Mesmo com poucos recursos, as obras da Vitória a Minas agora seguiam timidamente. Em 1932, a estação de Desembargador Drummond – a mais próxima das jazidas de Itabira – foi inaugurada. Quatro anos mais tarde foi a vez da de Nova Era.
Durante toda a década de 1930 Percival Farquhar tentou iniciar a exploração das minas de ferro. Em 1939, associou-se a empresários brasileiros para formar a Companhia Brasileira de Mineração e Siderurgia. A nova mineradora atendia às exigências legais determinadas no Código de Mineração de 1934, no qual somente poderiam ser proprietários de jazidas minerais brasileiros e empresas constituídas no país.
O término
O primeiro carregamento de minério da Companhia Brasileira de Mineração chegou ao Porto de Vitória em 1940. As pedras foram carregadas de caminhão de Itabira até a estação de Desembargador Drummond e dali seguiram na EFVM. Enfim, a ferrovia transportava o minério em nome da qual foi construída.
A empresa, porém, não tem vida longa. Em meio à Segunda Guerra Mundial, o governo brasileiro assina acordos com os Estados Unidos e a Inglaterra e estatiza as jazidas de minério de ferro e cria aCompanhia Vale do Rio Doce. A EFVM é incorporada à mineradora e tem a estação de Itabira inaugurada, em 1943. Quarenta anos depois das primeiras obras, a ferrovia chega ao seu ponto final.

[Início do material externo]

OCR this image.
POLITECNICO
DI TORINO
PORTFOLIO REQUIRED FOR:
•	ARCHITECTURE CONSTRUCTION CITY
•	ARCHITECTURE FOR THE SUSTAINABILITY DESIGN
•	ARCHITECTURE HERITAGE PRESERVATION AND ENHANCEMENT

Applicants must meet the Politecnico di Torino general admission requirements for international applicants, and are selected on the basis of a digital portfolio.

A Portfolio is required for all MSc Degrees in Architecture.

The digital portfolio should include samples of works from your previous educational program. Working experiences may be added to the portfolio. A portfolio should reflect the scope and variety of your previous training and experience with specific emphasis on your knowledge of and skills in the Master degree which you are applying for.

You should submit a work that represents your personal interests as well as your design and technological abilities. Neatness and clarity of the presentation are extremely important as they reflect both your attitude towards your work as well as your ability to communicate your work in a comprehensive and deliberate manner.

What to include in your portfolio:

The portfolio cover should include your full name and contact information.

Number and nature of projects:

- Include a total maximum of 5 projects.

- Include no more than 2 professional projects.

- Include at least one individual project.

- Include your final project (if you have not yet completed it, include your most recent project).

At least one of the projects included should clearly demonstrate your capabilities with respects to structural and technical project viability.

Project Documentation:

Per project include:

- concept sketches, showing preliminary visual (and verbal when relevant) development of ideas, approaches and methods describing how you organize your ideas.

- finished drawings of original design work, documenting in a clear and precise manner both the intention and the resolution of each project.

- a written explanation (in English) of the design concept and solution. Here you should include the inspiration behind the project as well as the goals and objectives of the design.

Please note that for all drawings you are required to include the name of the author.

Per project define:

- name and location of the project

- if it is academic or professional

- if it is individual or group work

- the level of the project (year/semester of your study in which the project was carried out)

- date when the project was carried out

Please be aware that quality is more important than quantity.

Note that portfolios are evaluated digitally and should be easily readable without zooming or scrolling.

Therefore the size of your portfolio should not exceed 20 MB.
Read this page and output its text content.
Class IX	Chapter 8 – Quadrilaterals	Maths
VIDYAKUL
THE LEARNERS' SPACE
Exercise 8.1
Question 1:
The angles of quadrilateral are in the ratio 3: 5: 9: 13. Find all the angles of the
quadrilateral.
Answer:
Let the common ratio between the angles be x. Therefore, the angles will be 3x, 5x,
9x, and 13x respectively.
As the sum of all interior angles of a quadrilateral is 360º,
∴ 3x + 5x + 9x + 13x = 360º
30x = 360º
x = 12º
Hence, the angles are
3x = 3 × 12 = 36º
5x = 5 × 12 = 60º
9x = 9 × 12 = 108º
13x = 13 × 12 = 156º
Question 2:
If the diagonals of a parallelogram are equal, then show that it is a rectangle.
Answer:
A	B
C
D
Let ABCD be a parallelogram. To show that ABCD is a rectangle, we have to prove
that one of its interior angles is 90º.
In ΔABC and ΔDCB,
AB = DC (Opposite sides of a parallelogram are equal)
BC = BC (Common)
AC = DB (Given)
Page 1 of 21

Nos primeiros anos, a CVRD investiu na modernização e na ampliação da malha ferroviária. Muitos trechos tiveram que ser readequados. No comando dessas reformas estava o engenheiro ferroviário Eliezer Batista, que mais tarde se tornaria presidente da Vale.
Na década de 1960, quando a CVRD já havia se tornado uma das maiores mineradoras do mundo, novos ramais passam a ser integrados à ferrovia, como o que ligava as minas da região de Mariana e Ouro Preto e da região do Rio Piracicaba. A EFVM crescia junto com a Vale. Na década de 1980, ela chegou à marca de um bilhão de toneladas transportadas. Em 1994, já eram dois bilhões. Em 1992, o ramal ferroviário chegou a Belo Horizonte e a ferrovia tomou a dimensão que tem hoje.
Por meio daqueles trilhos, o minério de ferro seguia para todo o planeta. Sobre eles, Carlos Drummond de Andrade, poeta de Itabira, escreveu:
O maior trem do mundo
Leva minha terra
Para a Alemanha
Leva minha terra
Para o Canadá
Leva minha terra
Para o Japão
A ferrovia hoje
Em 1997, a Companhia Vale do Rio Doce foi privatizada e os novos donos receberam a concessão do governo federal para exploração da Vitória a Minas por 30 anos.
Cerca de 30% de todo o transporte ferroviário nacional é feito pela EFVM. Quase 90% da carga que ela transporta é minério de ferro. Mas outros produtos também são transportados pela ferrovia.